Une pincée de chagrin, une quantité abondante de colère, soupoudrée d'un désespoir qui peut en abattre plus d'un. Mais je crois que ce qui m'a le plus ébranlée est cette passion, cette ferveur qui a enflammé son regard, puisque dans l'instant d'après, il m'a embrassée avec une terrible appétence. Sa bouche contre la mienne, ses mains empoignant durement mes fesses, je n'ai même pas pu le repousser avec hargne. Cette idée ne m'a pas une seule fois traversée l'esprit, tellement j'étais ébahie. Et alors que mon âme comprenait peu à peu ce qu'il se passait, mon corps s'est laissé faire dévorer, et ce avec grand plaisir. Et je ne saurais dire ce qu'est le pire : ne pas avoir pensé à Matthieu dans tout ça ? Ou avoir éprouvé un désir grandissant à mesure qu'il m'embrassait avec fougue, et d'avoir ressenti une envie de sexe lorsque j'ai senti son érection se frotter contre mon ventre ?

Merde, merde, merde ! Ça ne va pas du tout, ça !

Je me le demande encore : qu'est-ce qui vient de se passer ? Pourquoi s'est-il jeté sur moi, aussi soudainement que cela, alors que je n'ai montré aucun signe à son égard ?

Tu sais pourquoi. Tu refuses seulement de l'admettre...

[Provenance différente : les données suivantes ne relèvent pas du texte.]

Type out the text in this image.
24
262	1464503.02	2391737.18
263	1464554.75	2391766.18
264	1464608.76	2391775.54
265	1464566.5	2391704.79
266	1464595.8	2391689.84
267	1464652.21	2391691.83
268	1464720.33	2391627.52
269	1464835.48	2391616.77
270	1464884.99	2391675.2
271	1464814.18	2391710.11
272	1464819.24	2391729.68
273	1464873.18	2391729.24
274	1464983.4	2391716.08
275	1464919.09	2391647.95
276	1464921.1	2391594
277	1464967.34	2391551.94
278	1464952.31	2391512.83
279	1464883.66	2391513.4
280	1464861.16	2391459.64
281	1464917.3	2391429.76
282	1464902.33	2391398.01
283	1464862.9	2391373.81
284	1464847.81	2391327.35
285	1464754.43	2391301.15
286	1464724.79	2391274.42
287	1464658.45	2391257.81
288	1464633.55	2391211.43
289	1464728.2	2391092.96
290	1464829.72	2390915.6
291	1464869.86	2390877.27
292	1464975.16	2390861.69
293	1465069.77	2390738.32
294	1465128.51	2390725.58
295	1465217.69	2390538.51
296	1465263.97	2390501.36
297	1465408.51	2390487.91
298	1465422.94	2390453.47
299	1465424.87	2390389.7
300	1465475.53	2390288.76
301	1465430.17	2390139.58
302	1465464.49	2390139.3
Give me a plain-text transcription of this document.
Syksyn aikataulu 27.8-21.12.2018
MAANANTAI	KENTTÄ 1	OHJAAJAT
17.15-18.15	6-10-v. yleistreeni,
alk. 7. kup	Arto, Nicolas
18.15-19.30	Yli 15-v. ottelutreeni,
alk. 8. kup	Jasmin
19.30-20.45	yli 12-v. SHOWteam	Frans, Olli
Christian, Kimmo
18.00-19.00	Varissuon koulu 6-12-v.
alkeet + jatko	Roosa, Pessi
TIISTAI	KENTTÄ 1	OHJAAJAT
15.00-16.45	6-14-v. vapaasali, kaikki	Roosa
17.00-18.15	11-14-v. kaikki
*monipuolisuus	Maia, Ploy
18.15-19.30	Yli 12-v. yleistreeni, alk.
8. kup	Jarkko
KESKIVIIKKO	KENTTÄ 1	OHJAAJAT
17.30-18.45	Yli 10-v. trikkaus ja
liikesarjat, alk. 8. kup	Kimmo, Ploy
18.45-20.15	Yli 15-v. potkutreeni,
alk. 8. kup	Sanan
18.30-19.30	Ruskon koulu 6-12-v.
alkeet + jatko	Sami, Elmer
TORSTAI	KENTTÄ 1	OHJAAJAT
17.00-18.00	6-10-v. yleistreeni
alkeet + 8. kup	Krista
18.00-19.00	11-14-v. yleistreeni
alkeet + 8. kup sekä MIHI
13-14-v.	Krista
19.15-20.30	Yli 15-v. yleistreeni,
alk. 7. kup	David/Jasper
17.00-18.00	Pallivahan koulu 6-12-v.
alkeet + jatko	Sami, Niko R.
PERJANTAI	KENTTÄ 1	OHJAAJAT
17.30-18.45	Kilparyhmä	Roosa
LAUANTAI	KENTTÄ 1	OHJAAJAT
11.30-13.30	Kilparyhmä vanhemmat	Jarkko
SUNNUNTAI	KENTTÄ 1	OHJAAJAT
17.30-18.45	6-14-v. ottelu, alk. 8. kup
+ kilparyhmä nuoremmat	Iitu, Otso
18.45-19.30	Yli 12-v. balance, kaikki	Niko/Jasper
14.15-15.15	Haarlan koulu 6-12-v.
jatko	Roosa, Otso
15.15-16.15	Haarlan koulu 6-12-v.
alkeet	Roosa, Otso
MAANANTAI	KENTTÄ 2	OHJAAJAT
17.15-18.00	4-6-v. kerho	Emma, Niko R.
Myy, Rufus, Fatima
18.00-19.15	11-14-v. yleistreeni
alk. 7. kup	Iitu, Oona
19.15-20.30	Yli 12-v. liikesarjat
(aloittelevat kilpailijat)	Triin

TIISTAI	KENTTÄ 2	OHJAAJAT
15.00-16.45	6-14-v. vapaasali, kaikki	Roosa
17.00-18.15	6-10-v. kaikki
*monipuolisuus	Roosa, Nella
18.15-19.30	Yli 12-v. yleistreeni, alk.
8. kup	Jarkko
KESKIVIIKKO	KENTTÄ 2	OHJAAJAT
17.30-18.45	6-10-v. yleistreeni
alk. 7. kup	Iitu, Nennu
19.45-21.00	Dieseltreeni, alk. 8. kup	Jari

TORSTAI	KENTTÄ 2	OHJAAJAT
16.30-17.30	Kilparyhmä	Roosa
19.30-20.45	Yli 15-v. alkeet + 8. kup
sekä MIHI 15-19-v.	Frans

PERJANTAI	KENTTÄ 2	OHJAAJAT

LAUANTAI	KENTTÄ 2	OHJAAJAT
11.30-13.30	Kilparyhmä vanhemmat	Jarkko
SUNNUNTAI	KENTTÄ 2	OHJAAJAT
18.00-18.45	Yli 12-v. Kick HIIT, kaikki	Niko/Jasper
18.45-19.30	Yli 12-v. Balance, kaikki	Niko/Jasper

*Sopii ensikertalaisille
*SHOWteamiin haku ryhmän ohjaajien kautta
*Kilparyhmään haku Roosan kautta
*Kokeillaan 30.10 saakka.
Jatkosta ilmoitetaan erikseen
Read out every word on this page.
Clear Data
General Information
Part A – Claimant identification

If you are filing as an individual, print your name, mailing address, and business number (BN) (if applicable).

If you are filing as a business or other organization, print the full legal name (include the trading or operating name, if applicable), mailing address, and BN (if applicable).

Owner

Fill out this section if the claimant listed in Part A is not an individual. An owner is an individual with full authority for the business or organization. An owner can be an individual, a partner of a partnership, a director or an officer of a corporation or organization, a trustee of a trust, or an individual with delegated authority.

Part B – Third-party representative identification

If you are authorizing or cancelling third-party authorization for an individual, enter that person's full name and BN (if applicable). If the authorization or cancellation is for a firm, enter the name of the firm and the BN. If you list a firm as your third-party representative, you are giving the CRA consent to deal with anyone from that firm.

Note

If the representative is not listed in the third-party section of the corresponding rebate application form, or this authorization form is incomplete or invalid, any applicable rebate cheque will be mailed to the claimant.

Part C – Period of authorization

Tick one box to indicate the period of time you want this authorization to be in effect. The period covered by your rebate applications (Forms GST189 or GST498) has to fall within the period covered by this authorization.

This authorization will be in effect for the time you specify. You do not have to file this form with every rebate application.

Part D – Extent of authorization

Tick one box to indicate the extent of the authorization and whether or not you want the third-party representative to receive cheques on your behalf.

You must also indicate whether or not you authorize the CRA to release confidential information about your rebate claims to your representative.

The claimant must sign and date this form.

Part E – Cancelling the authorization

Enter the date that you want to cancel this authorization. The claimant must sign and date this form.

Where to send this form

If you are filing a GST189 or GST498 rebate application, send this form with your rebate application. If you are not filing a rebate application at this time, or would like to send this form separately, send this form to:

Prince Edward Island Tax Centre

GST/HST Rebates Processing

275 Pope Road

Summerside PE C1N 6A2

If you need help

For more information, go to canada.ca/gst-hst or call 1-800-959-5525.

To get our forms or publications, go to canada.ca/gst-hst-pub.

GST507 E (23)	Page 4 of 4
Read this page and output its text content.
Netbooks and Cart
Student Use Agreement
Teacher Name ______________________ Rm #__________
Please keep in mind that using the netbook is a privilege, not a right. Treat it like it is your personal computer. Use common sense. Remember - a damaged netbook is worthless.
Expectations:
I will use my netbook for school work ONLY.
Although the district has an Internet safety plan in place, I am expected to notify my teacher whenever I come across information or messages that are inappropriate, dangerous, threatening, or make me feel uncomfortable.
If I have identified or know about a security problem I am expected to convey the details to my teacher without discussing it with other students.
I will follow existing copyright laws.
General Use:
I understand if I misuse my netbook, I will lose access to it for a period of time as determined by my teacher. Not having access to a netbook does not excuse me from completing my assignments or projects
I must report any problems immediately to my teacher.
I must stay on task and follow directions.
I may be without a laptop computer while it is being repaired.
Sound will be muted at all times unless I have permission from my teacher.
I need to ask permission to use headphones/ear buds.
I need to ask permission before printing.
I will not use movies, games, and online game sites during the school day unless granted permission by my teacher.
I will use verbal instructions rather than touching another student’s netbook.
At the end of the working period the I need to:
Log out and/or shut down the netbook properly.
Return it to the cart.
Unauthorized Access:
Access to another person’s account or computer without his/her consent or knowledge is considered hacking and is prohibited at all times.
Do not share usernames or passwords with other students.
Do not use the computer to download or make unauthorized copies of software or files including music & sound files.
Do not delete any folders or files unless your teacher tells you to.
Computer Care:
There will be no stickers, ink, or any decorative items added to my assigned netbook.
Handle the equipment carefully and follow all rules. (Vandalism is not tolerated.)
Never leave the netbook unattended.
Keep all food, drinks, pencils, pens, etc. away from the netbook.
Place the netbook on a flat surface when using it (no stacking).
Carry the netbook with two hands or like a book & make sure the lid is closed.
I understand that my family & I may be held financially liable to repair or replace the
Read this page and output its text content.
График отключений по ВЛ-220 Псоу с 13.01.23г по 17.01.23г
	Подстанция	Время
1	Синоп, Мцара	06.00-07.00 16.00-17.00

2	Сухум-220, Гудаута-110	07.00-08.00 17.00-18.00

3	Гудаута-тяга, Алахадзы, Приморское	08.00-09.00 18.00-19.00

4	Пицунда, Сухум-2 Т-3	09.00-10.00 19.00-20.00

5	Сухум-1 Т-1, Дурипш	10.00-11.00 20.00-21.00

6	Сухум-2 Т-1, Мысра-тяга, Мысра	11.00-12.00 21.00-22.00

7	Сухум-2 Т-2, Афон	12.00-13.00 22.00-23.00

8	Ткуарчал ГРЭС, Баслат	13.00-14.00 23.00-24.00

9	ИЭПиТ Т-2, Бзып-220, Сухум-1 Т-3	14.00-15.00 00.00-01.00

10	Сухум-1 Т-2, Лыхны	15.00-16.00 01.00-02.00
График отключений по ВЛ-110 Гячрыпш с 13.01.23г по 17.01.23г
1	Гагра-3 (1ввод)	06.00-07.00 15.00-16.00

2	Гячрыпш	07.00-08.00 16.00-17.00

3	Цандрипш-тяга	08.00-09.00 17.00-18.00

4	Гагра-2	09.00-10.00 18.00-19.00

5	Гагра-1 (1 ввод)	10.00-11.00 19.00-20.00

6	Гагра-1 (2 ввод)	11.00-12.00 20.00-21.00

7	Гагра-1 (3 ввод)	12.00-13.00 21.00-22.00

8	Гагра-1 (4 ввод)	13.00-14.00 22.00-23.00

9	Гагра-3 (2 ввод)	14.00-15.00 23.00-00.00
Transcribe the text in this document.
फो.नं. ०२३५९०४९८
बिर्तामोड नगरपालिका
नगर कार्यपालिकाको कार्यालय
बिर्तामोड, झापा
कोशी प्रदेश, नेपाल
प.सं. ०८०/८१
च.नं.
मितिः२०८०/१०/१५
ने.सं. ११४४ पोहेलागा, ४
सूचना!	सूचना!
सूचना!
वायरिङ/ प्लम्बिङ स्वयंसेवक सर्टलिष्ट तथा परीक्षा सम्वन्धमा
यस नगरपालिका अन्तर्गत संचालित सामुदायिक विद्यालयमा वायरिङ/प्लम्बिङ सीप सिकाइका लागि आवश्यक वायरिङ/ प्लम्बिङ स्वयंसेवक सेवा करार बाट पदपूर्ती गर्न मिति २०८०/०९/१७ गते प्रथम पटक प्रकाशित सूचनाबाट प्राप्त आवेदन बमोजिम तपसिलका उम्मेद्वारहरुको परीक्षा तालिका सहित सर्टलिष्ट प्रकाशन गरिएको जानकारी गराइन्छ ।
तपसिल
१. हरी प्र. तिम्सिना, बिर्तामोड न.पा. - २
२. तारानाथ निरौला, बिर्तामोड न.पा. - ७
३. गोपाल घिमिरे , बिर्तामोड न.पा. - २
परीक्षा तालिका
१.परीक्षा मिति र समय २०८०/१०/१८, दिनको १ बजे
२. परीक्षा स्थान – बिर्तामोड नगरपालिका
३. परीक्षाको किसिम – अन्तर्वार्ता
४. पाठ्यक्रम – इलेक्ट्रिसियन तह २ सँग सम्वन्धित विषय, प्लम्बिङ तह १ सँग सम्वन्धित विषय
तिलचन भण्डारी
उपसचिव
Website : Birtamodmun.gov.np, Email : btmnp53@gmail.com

Savoir que Maxim me désire est une chose, le ressentir, comme tout à l'heure, en est une autre. Je me doute qu'il a vraisemblablement perdu le contrôle, il était même complètement paumé quand je suis allée le retrouver. L'idée qu'il puisse me sauter dessus ne m'a une seule fois passée par la tête, surtout quand je suis allée le rejoindre dans l'optique de le stopper sur sa route. Mais il était perdu, à fleur de peau, au bord du précipice. S'il m'a embrassée avec autant de véhémence, c'est sûrement parce qu'il a extériorisé, sans le faire exprès, son tourment par n'importe quel moyen que ce soit. Et que malheureusement pour moi, j'étais en travers de son chemin et j'ai pris de plein fouet toute cette haine, toute cette souffrance qui se trouvaient à l'intérieur de lui, tandis qu'il essayait, plus que tout au monde, de s'accrocher à la réalité. Soit en l'occurrence, à travers moi.

Est-ce que tout ceci était bien réel ? Est-ce qu'il éprouve plus que du désir pour moi ?

Ce geste aussi bien désespéré que perdu a réveillé quelque chose en moi. Une chose qui m'effraie, un sentiment plus fort que je n'ai jamais pu ressentir auparavant, même avec lui avant aujourd'hui. Une émotion plus puissante, plus vibrante qu'une simple adoration, qui fait bondir le cœur, bouger les entrailles et trembler les membres un à un, et ça tourne presque à l'obsession. Comme en ce moment même, où je ne cesse de repasser en boucle une scène que j'aurais pu rêver, il y a des mois de cela.

Bon sang, qu'est-ce qui m'arrive ?

Je n'arrête de me poser la question, pourtant au fond, je le sais : je suis toujours aussi amoureuse de lui. Mais ce sentiment, cette fougue qui m'a saisie quand il m'a attrapée avant de poser sa bouche sur la mienne, c'est différent de ce que j'ai pu éprouver pour lui, autrefois. Et cette perception-là, je n'ai aucun contrôle là-dessus, même alors que je me sens affreusement coupable vis-à-vis de Matthieu. Parce que même si je l'aime, ça restera toujours moins fort que la passion que je subis pour Maxim.